Congratualations should go out ot Heather Peters, a former attorney, who sued American Honda Motor Company and won. She proved that her Honda Civic Hybrid did not achieve enarly the gas mileage that Honda advertised. The judge awarded her over $9,800. This was almost the maximum available in small claims court.
Instead of being one in a great number of class action members, Peters decided to take matters into her own hands and sue Honda in small claims court. This means that she could not be represented by a lawyer and that her award was limited to a maximum of ten thousand dollars.

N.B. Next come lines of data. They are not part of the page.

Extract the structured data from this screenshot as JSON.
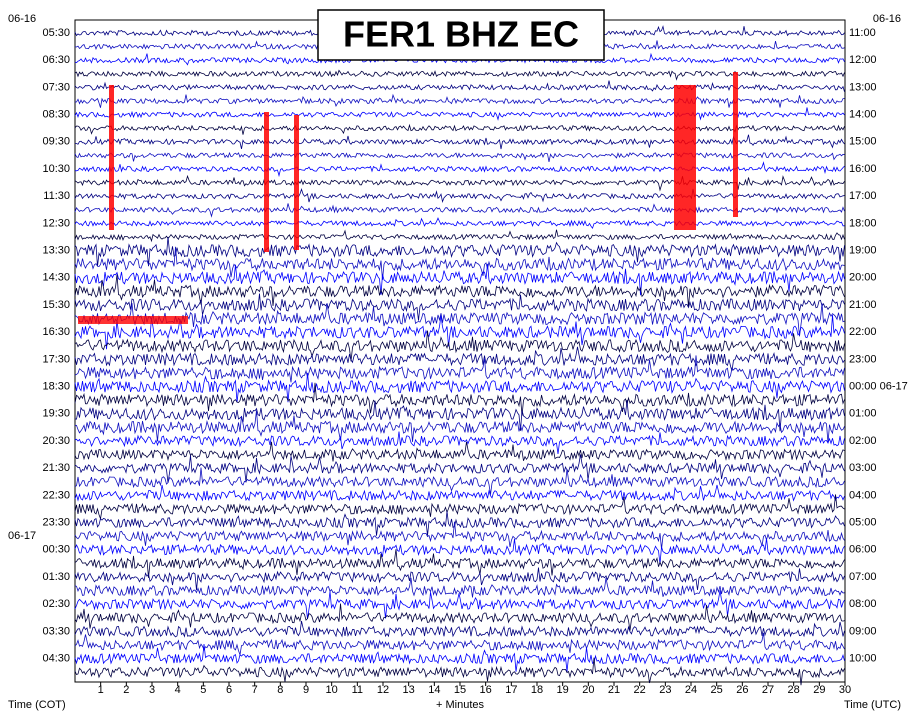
{
  "chart_data": {
    "type": "helicorder",
    "title": "FER1 BHZ EC",
    "date_top_left": "06-16",
    "date_top_right": "06-16",
    "date_left_mid": "06-17",
    "left_times": [
      "05:30",
      "06:30",
      "07:30",
      "08:30",
      "09:30",
      "10:30",
      "11:30",
      "12:30",
      "13:30",
      "14:30",
      "15:30",
      "16:30",
      "17:30",
      "18:30",
      "19:30",
      "20:30",
      "21:30",
      "22:30",
      "23:30",
      "00:30",
      "01:30",
      "02:30",
      "03:30",
      "04:30"
    ],
    "right_times": [
      "11:00",
      "12:00",
      "13:00",
      "14:00",
      "15:00",
      "16:00",
      "17:00",
      "18:00",
      "19:00",
      "20:00",
      "21:00",
      "22:00",
      "23:00",
      "00:00 06-17",
      "01:00",
      "02:00",
      "03:00",
      "04:00",
      "05:00",
      "06:00",
      "07:00",
      "08:00",
      "09:00",
      "10:00"
    ],
    "xlim": [
      0,
      30
    ],
    "xticks": [
      1,
      2,
      3,
      4,
      5,
      6,
      7,
      8,
      9,
      10,
      11,
      12,
      13,
      14,
      15,
      16,
      17,
      18,
      19,
      20,
      21,
      22,
      23,
      24,
      25,
      26,
      27,
      28,
      29,
      30
    ],
    "x_label_left": "Time (COT)",
    "x_label_center": "+ Minutes",
    "x_label_right": "Time (UTC)"
  }
}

The upside to small claims court is that is is cheap and quick. In most counties in California, a small claims case can be filed for about $75 and it will be heard in usually a few short months. There are no attorney fees to be paid and statisically, about 75% of small claims plaintiffs get awards in their favor. This means that if you sue someone in small claims court you are likely to win something.

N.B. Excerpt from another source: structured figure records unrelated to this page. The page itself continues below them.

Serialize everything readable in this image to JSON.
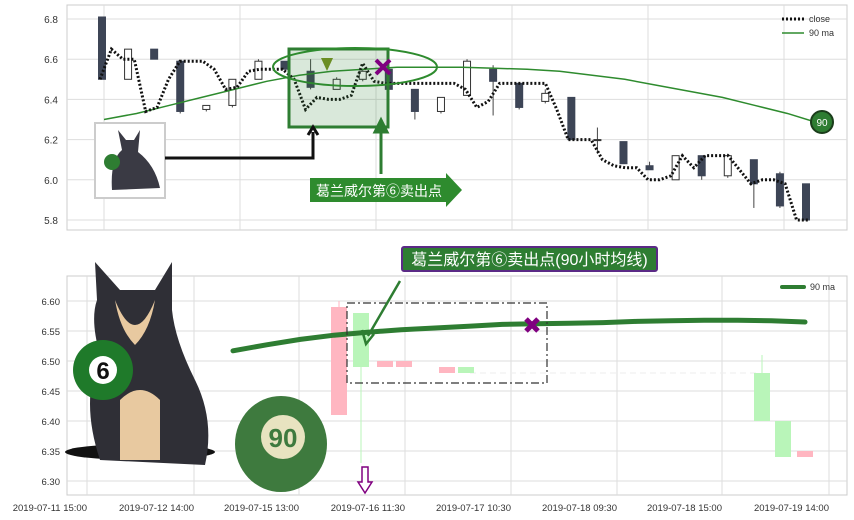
{
  "chart_data": [
    {
      "type": "line",
      "ylim": [
        5.75,
        6.85
      ],
      "yticks": [
        "6.8",
        "6.6",
        "6.4",
        "6.2",
        "6.0",
        "5.8"
      ],
      "grid": true,
      "legend_position": "top-right",
      "series": [
        {
          "name": "close",
          "style": "dotted",
          "color": "#111111",
          "values": [
            6.5,
            6.65,
            6.6,
            6.6,
            6.34,
            6.36,
            6.5,
            6.59,
            6.59,
            6.59,
            6.55,
            6.45,
            6.46,
            6.54,
            6.55,
            6.55,
            6.55,
            6.5,
            6.35,
            6.41,
            6.4,
            6.4,
            6.42,
            6.58,
            6.49,
            6.48,
            6.48,
            6.48,
            6.48,
            6.48,
            6.48,
            6.48,
            6.45,
            6.36,
            6.39,
            6.48,
            6.48,
            6.48,
            6.48,
            6.48,
            6.35,
            6.2,
            6.2,
            6.2,
            6.1,
            6.07,
            6.06,
            6.06,
            6.0,
            6.0,
            6.02,
            6.12,
            6.06,
            6.12,
            6.12,
            6.12,
            6.05,
            5.98,
            6.0,
            6.0,
            5.98,
            5.8,
            5.8
          ]
        },
        {
          "name": "90 ma",
          "style": "solid",
          "color": "#2e8b2e",
          "values": [
            6.3,
            6.33,
            6.37,
            6.41,
            6.45,
            6.49,
            6.52,
            6.54,
            6.55,
            6.56,
            6.56,
            6.56,
            6.555,
            6.55,
            6.54,
            6.52,
            6.5,
            6.47,
            6.44,
            6.41,
            6.37,
            6.33,
            6.28
          ]
        }
      ],
      "candles": [
        {
          "open": 6.81,
          "close": 6.5,
          "high": 6.81,
          "low": 6.5
        },
        {
          "open": 6.5,
          "close": 6.65,
          "high": 6.65,
          "low": 6.5
        },
        {
          "open": 6.65,
          "close": 6.6,
          "high": 6.65,
          "low": 6.6
        },
        {
          "open": 6.59,
          "close": 6.34,
          "high": 6.59,
          "low": 6.33
        },
        {
          "open": 6.35,
          "close": 6.37,
          "high": 6.37,
          "low": 6.34
        },
        {
          "open": 6.37,
          "close": 6.5,
          "high": 6.5,
          "low": 6.36
        },
        {
          "open": 6.5,
          "close": 6.59,
          "high": 6.6,
          "low": 6.5
        },
        {
          "open": 6.59,
          "close": 6.55,
          "high": 6.59,
          "low": 6.55
        },
        {
          "open": 6.54,
          "close": 6.46,
          "high": 6.6,
          "low": 6.45
        },
        {
          "open": 6.45,
          "close": 6.5,
          "high": 6.51,
          "low": 6.45
        },
        {
          "open": 6.5,
          "close": 6.54,
          "high": 6.55,
          "low": 6.49
        },
        {
          "open": 6.55,
          "close": 6.45,
          "high": 6.55,
          "low": 6.44
        },
        {
          "open": 6.45,
          "close": 6.34,
          "high": 6.45,
          "low": 6.3
        },
        {
          "open": 6.34,
          "close": 6.41,
          "high": 6.41,
          "low": 6.33
        },
        {
          "open": 6.42,
          "close": 6.59,
          "high": 6.6,
          "low": 6.42
        },
        {
          "open": 6.55,
          "close": 6.49,
          "high": 6.57,
          "low": 6.32
        },
        {
          "open": 6.48,
          "close": 6.36,
          "high": 6.48,
          "low": 6.35
        },
        {
          "open": 6.39,
          "close": 6.43,
          "high": 6.45,
          "low": 6.38
        },
        {
          "open": 6.41,
          "close": 6.2,
          "high": 6.41,
          "low": 6.2
        },
        {
          "open": 6.2,
          "close": 6.2,
          "high": 6.26,
          "low": 6.13
        },
        {
          "open": 6.19,
          "close": 6.08,
          "high": 6.19,
          "low": 6.08
        },
        {
          "open": 6.07,
          "close": 6.05,
          "high": 6.09,
          "low": 6.05
        },
        {
          "open": 6.0,
          "close": 6.12,
          "high": 6.12,
          "low": 6.0
        },
        {
          "open": 6.12,
          "close": 6.02,
          "high": 6.12,
          "low": 6.0
        },
        {
          "open": 6.02,
          "close": 6.12,
          "high": 6.13,
          "low": 6.01
        },
        {
          "open": 6.1,
          "close": 5.98,
          "high": 6.1,
          "low": 5.86
        },
        {
          "open": 6.03,
          "close": 5.87,
          "high": 6.04,
          "low": 5.86
        },
        {
          "open": 5.98,
          "close": 5.8,
          "high": 5.98,
          "low": 5.8
        }
      ]
    },
    {
      "type": "line",
      "ylim": [
        6.28,
        6.645
      ],
      "yticks": [
        "6.60",
        "6.55",
        "6.50",
        "6.45",
        "6.40",
        "6.35",
        "6.30"
      ],
      "xticks": [
        "2019-07-11 15:00",
        "2019-07-12 14:00",
        "2019-07-15 13:00",
        "2019-07-16 11:30",
        "2019-07-17 10:30",
        "2019-07-18 09:30",
        "2019-07-18 15:00",
        "2019-07-19 14:00"
      ],
      "grid": true,
      "legend_position": "top-right",
      "series": [
        {
          "name": "90 ma",
          "color": "#2e7d32",
          "values": [
            6.517,
            6.527,
            6.536,
            6.543,
            6.548,
            6.552,
            6.555,
            6.558,
            6.561,
            6.562,
            6.563,
            6.564,
            6.566,
            6.567,
            6.568,
            6.568,
            6.567,
            6.565
          ]
        }
      ],
      "candles": [
        {
          "open": 6.59,
          "close": 6.41,
          "high": 6.6,
          "low": 6.41,
          "color": "#ffb6c1"
        },
        {
          "open": 6.49,
          "close": 6.58,
          "high": 6.58,
          "low": 6.33,
          "color": "#b9f5b9"
        },
        {
          "open": 6.5,
          "close": 6.49,
          "high": 6.5,
          "low": 6.49,
          "color": "#ffb6c1"
        },
        {
          "open": 6.5,
          "close": 6.49,
          "high": 6.5,
          "low": 6.49,
          "color": "#ffb6c1"
        },
        {
          "open": 6.49,
          "close": 6.48,
          "high": 6.49,
          "low": 6.48,
          "color": "#ffb6c1"
        },
        {
          "open": 6.48,
          "close": 6.49,
          "high": 6.49,
          "low": 6.48,
          "color": "#b9f5b9"
        },
        {
          "open": 6.4,
          "close": 6.48,
          "high": 6.51,
          "low": 6.4,
          "color": "#b9f5b9"
        },
        {
          "open": 6.34,
          "close": 6.4,
          "high": 6.4,
          "low": 6.34,
          "color": "#b9f5b9"
        },
        {
          "open": 6.35,
          "close": 6.34,
          "high": 6.35,
          "low": 6.34,
          "color": "#ffb6c1"
        }
      ]
    }
  ],
  "annotations": {
    "top_label": "葛兰威尔第⑥卖出点",
    "bottom_label": "葛兰威尔第⑥卖出点(90小时均线)",
    "ball_six": "6",
    "ball_ninety": "90",
    "marker_color": "#800080",
    "accent_color": "#2e7d32"
  }
}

Small claims cases can be appealed by the defendant only. In Peters' case, Honda says they will appeal. Also note that lawyers are allowed on small claims appeals.
Filing a lawsuit in superior court costs five times more money and opens the door to what may be years of litigation and waiting for a trial date. In Los Angeles County, if I file a limited civil action, I may not see a trial date for over five years. Additionally, the costs of litigation can be huge. With discovery and depositions, court appearances, settlement conferences and or alternate dispute resolution, the costs can rapidly get into the 5 and 6 figures. If expert witnesses are needed, the costs can often double. Litigants can be burried in paperwork by corporate defendants which may have armies of lawyers on their payrolls.
As a Honda owner, I have been thinking about sueing Honda and Michelin tire company regarding the tires that came standard on my Honda. They appear to wear out too quickly, they are very expensive to buy and pretty much can only be serviced by Dealerships who have the expensive equipment needed to work on the tires. Peters' case really motivates me to get my facts together and file a lawsuit in small claims court.